Morávamos no campo, isolados de outras pessoas. Nossa distinção de papéis de
gênero foi repassada por nossos pais, e pela maneira como os vimos comportarem-
se. Meu irmão e eu lembrávamos da nossa confusão sobre gênero. Na realidade, eu era
mais forte e mais violenta do que meu irmão, o que aprendemos rapidamente que era
errado. E ele era um garoto gentil e pacífico, o que aprendemos que era realmente muito
ruim. Embora muitas vezes ficássemos confusos, certamente tínhamos ciência sobre um
fato: nós não poderíamos ser e agir da maneira que gostaríamos, agindo pelos nossos
sentimentos. Isso ficou bem definido para nós: nosso comportamento deveria seguir um
roteiro predeterminado pelo gênero. Nós dois aprendemos a palavra "patriarcado" em
nossa vida adulta, quando aprendemos que o script que determinou o que deveríamos
ser, as identidades que teríamos, baseava-se em valores e crenças patriarcais sobre
gênero.
Eu sempre estava mais interessada em desafiar o patriarcado do que meu irmão,
talvez fosse porque era o sistema que sempre me deixava de fora das coisas que eu
gostaria de fazer parte. Na vida familiar dos anos 1950, as bolas de gude eram jogos de
meninos. Meu irmão herdara suas bolinhas de gude dos homens da família; ele tinha uma
caixa de lata para guardá-las. De todos os tamanhos e formas, incrivelmente coloridas,
eram para os meus olhos os objetos mais lindos que eles podiam ver. Nós jogávamos
juntos, muitas vezes comigo agarrando-se violentamente às bolas de gude, recusando-
me a compartilhá-las. Quando papai estava no trabalho, nossa mãe, que quase sempre
estava em casa, ficava muito satisfeita em nos ver jogando bolinhas de gude juntos. No
entanto, papai, olhando para a cena por uma perspectiva patriarcal, ficou perturbado com
o que viu. Sua filha, agressiva e competitiva, era uma jogadora muito melhor que o seu
filho. O filho era passivo; realmente não parecia se importar com quem ganhara, e estaria
disposto a me dar suas bolas de gude a cada vitória. Então, papai decidiu que aquela
brincadeira tinha que terminar, e que eu e meu irmão precisávamos aprender uma lição
sobre papéis apropriados a cada sexo.
Numa noite, meu irmão recebeu permissão de nosso pai para pegar a lata de
bolinhas de gude. Anunciei meu desejo de jogar e fui informada, por meu irmão, que “as
meninas não brincavam com bolinhas de gude”, que era um jogo de meninos. Aquilo
não fez sentido na minha mente de quatro ou cinco anos, e eu insisti no meu direito de
jogar. Peguei as bolas de gude e atirei nele. Papai mandou que eu parasse. Eu não
escutei. Sua voz ficou cada vez mais alta. Então, de repente, ele me pegou, quebrou uma
tábua da nossa porta de tela e começou a me bater com ela, me dizendo: “Você é apenas
uma garotinha. Quando eu digo para você fazer alguma coisa, você deve fazer o que eu
disser”. Ele me bateu e bateu, para que eu reconhecesse o que havia feito. Sua violência
chamou a atenção de todos. Nossa família ficou assustada diante da pornografia da
violência patriarcal. Depois dessa surra eu fui forçosamente banida à solidão e ao escuro.
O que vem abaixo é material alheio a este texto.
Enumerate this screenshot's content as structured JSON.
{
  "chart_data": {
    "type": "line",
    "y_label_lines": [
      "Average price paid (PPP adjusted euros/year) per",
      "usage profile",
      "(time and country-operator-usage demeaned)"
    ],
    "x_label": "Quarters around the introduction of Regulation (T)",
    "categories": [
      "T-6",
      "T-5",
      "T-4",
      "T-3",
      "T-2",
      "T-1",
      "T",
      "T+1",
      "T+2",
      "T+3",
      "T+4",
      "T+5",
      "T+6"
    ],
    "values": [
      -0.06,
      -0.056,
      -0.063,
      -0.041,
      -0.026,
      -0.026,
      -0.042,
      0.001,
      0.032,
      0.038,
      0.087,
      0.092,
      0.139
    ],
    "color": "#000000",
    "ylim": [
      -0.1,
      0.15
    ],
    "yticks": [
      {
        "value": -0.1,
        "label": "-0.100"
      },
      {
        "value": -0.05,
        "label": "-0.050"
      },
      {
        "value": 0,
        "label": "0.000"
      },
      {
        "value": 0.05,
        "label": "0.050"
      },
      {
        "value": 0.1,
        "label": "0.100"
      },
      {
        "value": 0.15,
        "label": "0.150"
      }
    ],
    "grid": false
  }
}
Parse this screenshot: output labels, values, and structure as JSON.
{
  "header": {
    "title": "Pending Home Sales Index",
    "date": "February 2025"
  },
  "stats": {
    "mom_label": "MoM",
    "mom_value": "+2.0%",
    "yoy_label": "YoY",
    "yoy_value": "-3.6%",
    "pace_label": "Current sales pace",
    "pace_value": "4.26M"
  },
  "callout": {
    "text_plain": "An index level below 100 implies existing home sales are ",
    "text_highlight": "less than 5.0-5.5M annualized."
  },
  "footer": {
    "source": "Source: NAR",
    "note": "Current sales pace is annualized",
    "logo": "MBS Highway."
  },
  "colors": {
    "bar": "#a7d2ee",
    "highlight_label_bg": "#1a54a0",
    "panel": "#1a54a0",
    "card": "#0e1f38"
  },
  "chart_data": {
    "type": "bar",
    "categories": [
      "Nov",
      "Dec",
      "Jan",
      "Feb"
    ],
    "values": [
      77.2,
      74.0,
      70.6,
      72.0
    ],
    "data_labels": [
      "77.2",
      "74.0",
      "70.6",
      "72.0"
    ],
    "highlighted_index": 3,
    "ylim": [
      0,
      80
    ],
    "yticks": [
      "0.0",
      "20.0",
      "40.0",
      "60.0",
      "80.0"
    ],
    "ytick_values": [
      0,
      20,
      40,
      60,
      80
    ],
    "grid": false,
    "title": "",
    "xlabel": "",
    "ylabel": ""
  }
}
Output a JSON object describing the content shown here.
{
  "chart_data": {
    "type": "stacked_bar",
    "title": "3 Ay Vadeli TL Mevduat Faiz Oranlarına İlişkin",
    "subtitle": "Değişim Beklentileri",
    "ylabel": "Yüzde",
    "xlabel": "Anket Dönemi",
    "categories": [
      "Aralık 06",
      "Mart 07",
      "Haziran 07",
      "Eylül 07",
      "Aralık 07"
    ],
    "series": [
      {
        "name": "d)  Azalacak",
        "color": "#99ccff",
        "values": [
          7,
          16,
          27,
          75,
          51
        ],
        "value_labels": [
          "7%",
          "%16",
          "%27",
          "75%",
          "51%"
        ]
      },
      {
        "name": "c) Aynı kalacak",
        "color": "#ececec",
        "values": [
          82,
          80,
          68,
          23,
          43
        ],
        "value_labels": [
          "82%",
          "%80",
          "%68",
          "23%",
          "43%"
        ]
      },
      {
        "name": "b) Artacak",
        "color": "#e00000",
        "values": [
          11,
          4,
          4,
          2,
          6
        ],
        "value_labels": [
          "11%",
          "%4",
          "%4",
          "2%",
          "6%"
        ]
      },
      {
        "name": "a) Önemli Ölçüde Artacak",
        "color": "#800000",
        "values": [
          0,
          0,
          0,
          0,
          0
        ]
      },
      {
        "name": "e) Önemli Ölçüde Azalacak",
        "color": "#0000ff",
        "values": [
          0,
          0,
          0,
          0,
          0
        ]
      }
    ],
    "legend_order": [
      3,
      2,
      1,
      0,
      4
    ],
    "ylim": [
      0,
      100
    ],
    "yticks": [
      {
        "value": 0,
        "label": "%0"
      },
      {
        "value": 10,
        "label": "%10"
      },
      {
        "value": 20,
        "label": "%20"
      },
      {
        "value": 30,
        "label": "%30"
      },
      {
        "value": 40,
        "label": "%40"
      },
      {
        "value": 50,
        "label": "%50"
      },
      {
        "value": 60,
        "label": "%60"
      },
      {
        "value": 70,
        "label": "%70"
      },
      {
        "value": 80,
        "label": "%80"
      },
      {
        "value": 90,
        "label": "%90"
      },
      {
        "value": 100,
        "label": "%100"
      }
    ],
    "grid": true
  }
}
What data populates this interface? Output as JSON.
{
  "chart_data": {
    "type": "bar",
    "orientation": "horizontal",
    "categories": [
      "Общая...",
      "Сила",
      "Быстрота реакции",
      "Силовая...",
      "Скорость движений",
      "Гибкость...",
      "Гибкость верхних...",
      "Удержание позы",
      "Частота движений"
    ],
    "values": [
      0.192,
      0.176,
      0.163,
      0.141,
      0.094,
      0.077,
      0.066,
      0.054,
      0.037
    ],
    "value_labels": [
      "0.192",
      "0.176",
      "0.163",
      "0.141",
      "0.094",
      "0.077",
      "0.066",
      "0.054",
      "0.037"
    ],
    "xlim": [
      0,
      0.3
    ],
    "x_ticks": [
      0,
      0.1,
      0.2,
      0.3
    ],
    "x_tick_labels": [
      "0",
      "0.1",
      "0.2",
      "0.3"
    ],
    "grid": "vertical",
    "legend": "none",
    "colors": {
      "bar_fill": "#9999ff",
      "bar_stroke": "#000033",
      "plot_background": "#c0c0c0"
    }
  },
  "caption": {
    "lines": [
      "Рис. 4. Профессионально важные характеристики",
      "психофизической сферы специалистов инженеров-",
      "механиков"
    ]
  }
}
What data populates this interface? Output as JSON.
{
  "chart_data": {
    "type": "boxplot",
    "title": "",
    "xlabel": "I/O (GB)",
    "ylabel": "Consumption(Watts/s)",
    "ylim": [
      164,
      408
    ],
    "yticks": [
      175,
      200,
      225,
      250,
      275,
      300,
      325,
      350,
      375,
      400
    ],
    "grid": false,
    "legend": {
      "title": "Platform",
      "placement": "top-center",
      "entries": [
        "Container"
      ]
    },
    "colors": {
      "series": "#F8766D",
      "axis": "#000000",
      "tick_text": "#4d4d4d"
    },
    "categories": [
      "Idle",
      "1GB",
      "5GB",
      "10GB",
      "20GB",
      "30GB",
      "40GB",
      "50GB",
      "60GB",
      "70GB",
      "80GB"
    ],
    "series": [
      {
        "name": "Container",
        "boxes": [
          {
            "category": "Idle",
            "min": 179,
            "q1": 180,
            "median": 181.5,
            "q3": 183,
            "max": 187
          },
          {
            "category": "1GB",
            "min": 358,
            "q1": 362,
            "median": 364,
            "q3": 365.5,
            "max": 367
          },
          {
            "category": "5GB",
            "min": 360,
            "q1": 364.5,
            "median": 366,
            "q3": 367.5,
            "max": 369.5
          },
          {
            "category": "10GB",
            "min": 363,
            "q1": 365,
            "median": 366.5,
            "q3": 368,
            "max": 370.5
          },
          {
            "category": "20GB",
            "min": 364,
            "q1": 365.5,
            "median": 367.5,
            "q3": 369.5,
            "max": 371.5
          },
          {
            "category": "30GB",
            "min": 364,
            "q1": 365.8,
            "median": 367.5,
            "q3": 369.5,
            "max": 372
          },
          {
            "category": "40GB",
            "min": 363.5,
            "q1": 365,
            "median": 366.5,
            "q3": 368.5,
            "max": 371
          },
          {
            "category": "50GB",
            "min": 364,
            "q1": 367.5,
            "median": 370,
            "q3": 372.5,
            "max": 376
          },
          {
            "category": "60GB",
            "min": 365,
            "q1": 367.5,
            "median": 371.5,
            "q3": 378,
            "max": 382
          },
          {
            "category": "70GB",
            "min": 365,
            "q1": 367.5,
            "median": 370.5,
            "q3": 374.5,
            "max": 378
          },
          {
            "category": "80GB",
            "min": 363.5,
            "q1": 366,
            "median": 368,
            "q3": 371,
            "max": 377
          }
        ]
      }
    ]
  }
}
Mamãe entrou no quarto para aliviar a dor, me dizendo suavemente, com seu sotaque
sulista: “Tentei avisar a você. Você precisa aceitar que você é apenas uma garotinha, e
garotas não podem fazer o que os garotos fazem”. A serviço do patriarcado, sua tarefa
era validar que papai fizera a coisa certa, e colocar-me no meu lugar, restaurando a
“ordem social natural”.
Lembro-me tão bem desse evento traumático, porque era uma história contada e
recontada dentro de nossa família. Ninguém se importava se a recorrente exposição
daquele episódio pudesse desencadear estresse pós-traumático; para reforçar a
mensagem e o sentimento de absoluta impotência, era necessário repetir a história muitas
e muitas vezes. A lembrança daquele chicoteamento brutal de uma criança pequena por
um grande e forte homem serviu muito mais do que apenas um apontamento do meu
lugar de gênero. Foi uma nota para todos que estavam assistindo, demonstrando para
todos os meus irmãos, homens e mulheres, e para nossa mãe, que nosso pai patriarcal
era o governante em nossa casa. A mensagem era: se não obedecêssemos às suas regras,
certamente seríamos punidos, punidos até a morte. E assim fomos experimentalmente
educados na arte do patriarcado.
Não há nada único ou mesmo excepcional nessa experiência. Basta ouvir os
depoimentos de lembranças de feridas de crianças já crescidas, criadas em lares
patriarcais, que ouvirá versões diferentes, mas com o mesmo tema subjacente, o uso da
violência para reforçar a doutrinação e a aceitação do patriarcado.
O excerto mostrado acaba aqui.